What's more, United lent confidence that it will continue meeting and beating targets by reining in plans to increase capacity (i.e., to buy planes and thus create expensive seats that need to be filled) this year. Instead of its prior forecast for a 4.5% to 5.5% increase in capacity, United now expects to grow its fleet by only 4.5% to 5% this year.
Also, United is promising to fill more of those new seats with paying customers. Passenger revenue per available seat mile (PRASM) for Q3, for example, is now predicted to grow 4% to 6%, which would be faster growth even than United achieved in Q2. All of this adds up to United adding less supply to the airplane supply-demand equation, and thus helping to preserve pricing power for itself and other airlines.
How Wall Street reacted
Wall Street liked this news. Macquarie commented that United's "commercial and operational initiatives are kicking in and management is demonstrating a more consistent and thoughtful approach," as quoted in a write-up on StreetInsider.com (subscription required). The analyst further observed that it sees United adopting an "EPS-centric focus" (albeit a pro forma one) that "will resonate well with investors," and raised its price target to $95 a share at the same time as it upgraded United shares to outperform.
Other analysts are even more optimistic. For example, TheFly.com notes that both Citigroup and Buckingham Research have raised their price targets on United stock in response to earnings -- to $99 and $106, respectively.
Citi called United stock its top pick in the airlines sector, and said that the company's decision to roll back its capacity expansion helps to create the possibility for "compelling upside" in this $80 stock.
Buckingham noted that United is working toward a goal of earning between $11 and $13 a share by 2020, which could work out to as much as a 50% improvement in profits over what it hopes to earn this year. Nor is Buckingham worrying overmuch about United's plans to grow capacity. Overall, the airline industry worldwide has expanded capacity less than 3% this year, notes Buckingham, and with "demand on the rise," United should have room to grab greater market share by growing capacity faster than its competitors.
How you should react
With so much enthusiasm visible on Wall Street, it's easy for investors to get carried away -- and some might argue investors did get carried away on Wednesday, based on the 9% bump in share price we saw. But is this mere irrational exuberance?

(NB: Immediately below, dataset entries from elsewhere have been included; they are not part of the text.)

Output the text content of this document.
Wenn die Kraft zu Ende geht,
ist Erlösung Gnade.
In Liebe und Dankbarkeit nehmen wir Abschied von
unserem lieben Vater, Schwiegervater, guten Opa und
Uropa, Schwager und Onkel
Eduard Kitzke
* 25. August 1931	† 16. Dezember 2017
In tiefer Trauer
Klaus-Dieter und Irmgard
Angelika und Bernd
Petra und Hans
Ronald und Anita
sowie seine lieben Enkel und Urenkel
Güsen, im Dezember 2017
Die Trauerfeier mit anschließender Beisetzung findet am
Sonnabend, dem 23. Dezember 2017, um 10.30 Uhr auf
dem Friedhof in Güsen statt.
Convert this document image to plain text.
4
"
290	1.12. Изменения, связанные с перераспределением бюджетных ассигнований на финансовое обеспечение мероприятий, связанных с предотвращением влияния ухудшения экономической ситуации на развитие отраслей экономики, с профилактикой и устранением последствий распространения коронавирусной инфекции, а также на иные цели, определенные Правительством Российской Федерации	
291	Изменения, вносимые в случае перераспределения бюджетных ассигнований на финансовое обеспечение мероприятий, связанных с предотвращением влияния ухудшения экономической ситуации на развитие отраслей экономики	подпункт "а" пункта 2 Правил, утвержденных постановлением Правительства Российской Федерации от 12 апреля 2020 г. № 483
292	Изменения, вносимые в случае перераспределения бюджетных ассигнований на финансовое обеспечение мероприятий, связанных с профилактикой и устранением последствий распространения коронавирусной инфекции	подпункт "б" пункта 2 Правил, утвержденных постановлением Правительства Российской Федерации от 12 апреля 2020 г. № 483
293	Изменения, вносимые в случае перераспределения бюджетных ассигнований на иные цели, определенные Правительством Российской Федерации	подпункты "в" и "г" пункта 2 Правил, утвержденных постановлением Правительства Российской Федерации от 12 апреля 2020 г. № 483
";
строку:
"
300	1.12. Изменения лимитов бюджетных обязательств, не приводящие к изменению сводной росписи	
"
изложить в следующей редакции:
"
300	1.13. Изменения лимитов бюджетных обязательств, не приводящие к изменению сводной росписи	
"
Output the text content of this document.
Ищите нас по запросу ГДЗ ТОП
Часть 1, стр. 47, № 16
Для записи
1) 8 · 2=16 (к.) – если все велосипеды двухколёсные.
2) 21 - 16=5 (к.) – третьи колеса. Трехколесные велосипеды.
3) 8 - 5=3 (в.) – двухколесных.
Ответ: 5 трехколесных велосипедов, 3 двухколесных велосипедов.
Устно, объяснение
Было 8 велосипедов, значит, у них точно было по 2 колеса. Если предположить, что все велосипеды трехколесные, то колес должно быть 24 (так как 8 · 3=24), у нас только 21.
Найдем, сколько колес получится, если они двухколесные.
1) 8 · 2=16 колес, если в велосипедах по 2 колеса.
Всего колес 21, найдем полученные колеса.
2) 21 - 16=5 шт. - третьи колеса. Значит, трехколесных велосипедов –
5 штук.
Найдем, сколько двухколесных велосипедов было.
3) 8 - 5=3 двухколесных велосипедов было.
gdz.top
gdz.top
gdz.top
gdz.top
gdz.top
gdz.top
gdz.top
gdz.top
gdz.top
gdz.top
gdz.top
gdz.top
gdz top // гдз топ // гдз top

I don't think so, and I'll tell you why not.
So far this year, United Continental has reported net income of only $831 million, which is down 10% from what it earned in last year's first half. That's bad.
However, trailing earnings are now at $2 billion for the past 12 months, giving the stock a trailing P/E ratio of 10.8 even though its projected long-term earnings growth rate is approaching 22% (according to S&P Global Market Intelligence data). That's good -- United stock looks cheap price on its face.
Even better, though, is the fact that United generated free cash flow of more than $2.4 billion in its first six months this year, a figure three times as large as its reported net profit.
Granted, market cap divided by earnings or free cash flow doesn't give you the whole picture at United. There's still the company's $12.5 billion debt load to consider, which gives United a significantly larger enterprise value than its market cap alone might suggest. Still, by and large I like the valuations I'm seeing in this one. Macquarie is right to recommend it.